Kutipan di atas menunjukkan bahwa tokoh Meursault seperti tidak memiliki perasaan, atau dia tidak menunjukkan perasaan emosional terhadap kematian ibunya. Berbeda dengan tokoh-tokoh lain dalam cerita, tokoh Meursault digambarkan sebagai sosok yang menerima segala sesuatunya sebagai kewajaran. Ia tidak berusaha untuk memaknai, apalagi memahami kehidupan dan dunianya. Hal ini ditunjukkan Camus ketika tokoh Meursault menolak untuk melihat jasad ibunya untuk terakhir kali, ia tidak dapat memberikan alasan pasti. Ketika ditanya oleh penjaga pintu yang menawarkan untuk membuka peti mati ibunya, tokoh ini menolaknya. Penjaga itu bertanya kepada tokoh Meursault. “Mengapa?” ia hanya menjawab “Saya tidak tahu.” (1985: 6). Hal senada juga ditunjukkan Camus dengan menceritakan tokoh Meursault yang melewati kehidupan yang sama saja nilainya dengan yang dulu sebelum ibunya meninggal. “Aku berpikir bahwa hari Minggu telah lewat, bahwa saat itu ibu telah dikuburkan dan bahwa aku akan melanjutkan pekerjaanku dan bahwa, secara ringkas, tak ada yang berubah (Camus, 1985:20). Dari kutipan itu menunjukkan bahwa tokoh Meursault menanggapi sesuatu secara biasa saja sebagai kewajaran, rutinitas yang sia-sia sehingga dia terlihat seperti tidak memiliki perasaan.

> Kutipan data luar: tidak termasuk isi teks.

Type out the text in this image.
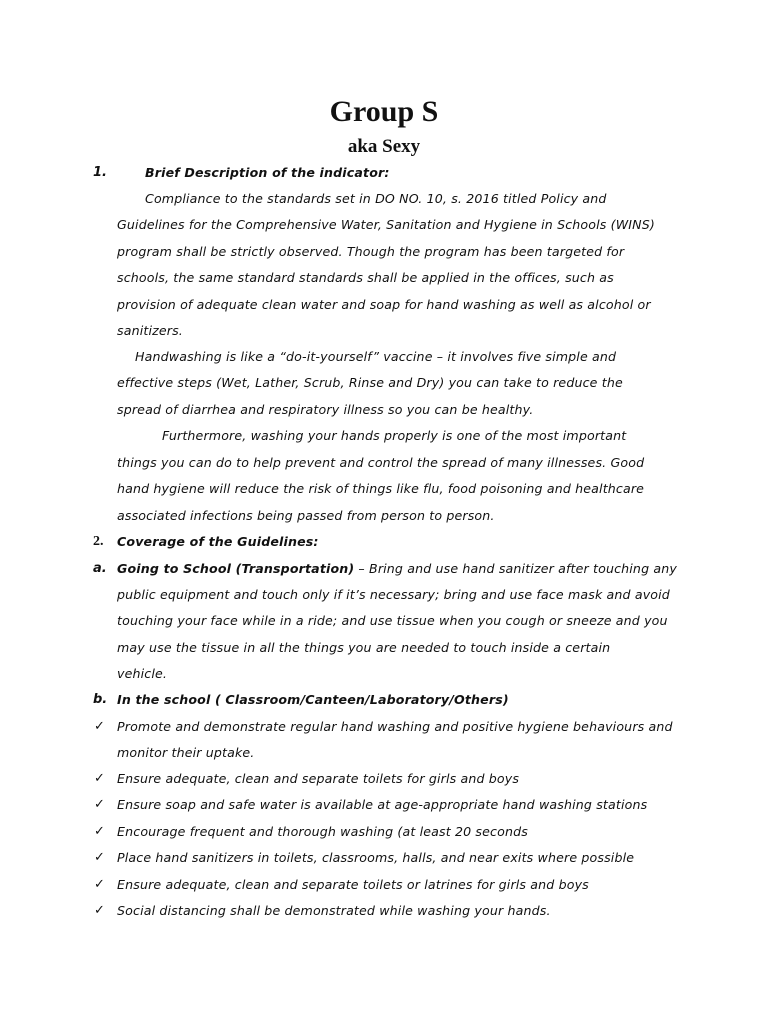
Group S
aka Sexy
1.	Brief Description of the indicator:
Compliance to the standards set in DO NO. 10, s. 2016 titled Policy and
Guidelines for the Comprehensive Water, Sanitation and Hygiene in Schools (WINS)
program shall be strictly observed. Though the program has been targeted for
schools, the same standard standards shall be applied in the offices, such as
provision of adequate clean water and soap for hand washing as well as alcohol or
sanitizers.
Handwashing is like a “do-it-yourself” vaccine – it involves five simple and
effective steps (Wet, Lather, Scrub, Rinse and Dry) you can take to reduce the
spread of diarrhea and respiratory illness so you can be healthy.
Furthermore, washing your hands properly is one of the most important
things you can do to help prevent and control the spread of many illnesses. Good
hand hygiene will reduce the risk of things like flu, food poisoning and healthcare
associated infections being passed from person to person.
2. Coverage of the Guidelines:
a. Going to School (Transportation) – Bring and use hand sanitizer after touching any
public equipment and touch only if it’s necessary; bring and use face mask and avoid
touching your face while in a ride; and use tissue when you cough or sneeze and you
may use the tissue in all the things you are needed to touch inside a certain
vehicle.
b. In the school ( Classroom/Canteen/Laboratory/Others)
✓ Promote and demonstrate regular hand washing and positive hygiene behaviours and
monitor their uptake.
✓ Ensure adequate, clean and separate toilets for girls and boys
✓ Ensure soap and safe water is available at age-appropriate hand washing stations
✓ Encourage frequent and thorough washing (at least 20 seconds
✓ Place hand sanitizers in toilets, classrooms, halls, and near exits where possible
✓ Ensure adequate, clean and separate toilets or latrines for girls and boys
✓ Social distancing shall be demonstrated while washing your hands.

Perasaan absurd Mersault lain yang digambarkan Camus adalah ketika Mersault menganggap sesuatu hal itu tidak penting. Misalnya soal cinta dan perkawinan. Tokoh Marie yang tidak lain adalah pacar Mersault beranggapan bahwa pernikahan adalah penting dan didasari dengan cinta. Pada saat ditanya oleh tokoh Marie apakah Meursault mencintainya, Meursault mengatakan bahwa itu tidak penting, bahkan dia mengatakan tidak. Seperti yang terlihat dalam kutipan:

“Pada sore hari, Marie datang mencariku dan bertanya apakah aku mau kawin dengan dia. Aku berkata bahwa bagiku, hal itu sama saja dan bahwa kami bisa melakukannya jika ia menghendakinya. Lalu ia ingin tahu apakah aku mencintainya. Aku menjawab seperti yang pernah kulakukan sekali dulu, bahwa hal itu tidak berarti apa-apa tetapi bahwa mungkin aku tidak mencintainya.” Lalu buat apa kawin denganku?” katanya. Kuterangkan padanya bahwa hal itu tidak penting dan bahwa jika ia menginginkan, kami bisa menikah. …. Ia lalu mengatakan bahwa perkawinan adalah suatu hal yang cukup serius. Aku menjawab, “Tidak” (Camus, 1985: 36).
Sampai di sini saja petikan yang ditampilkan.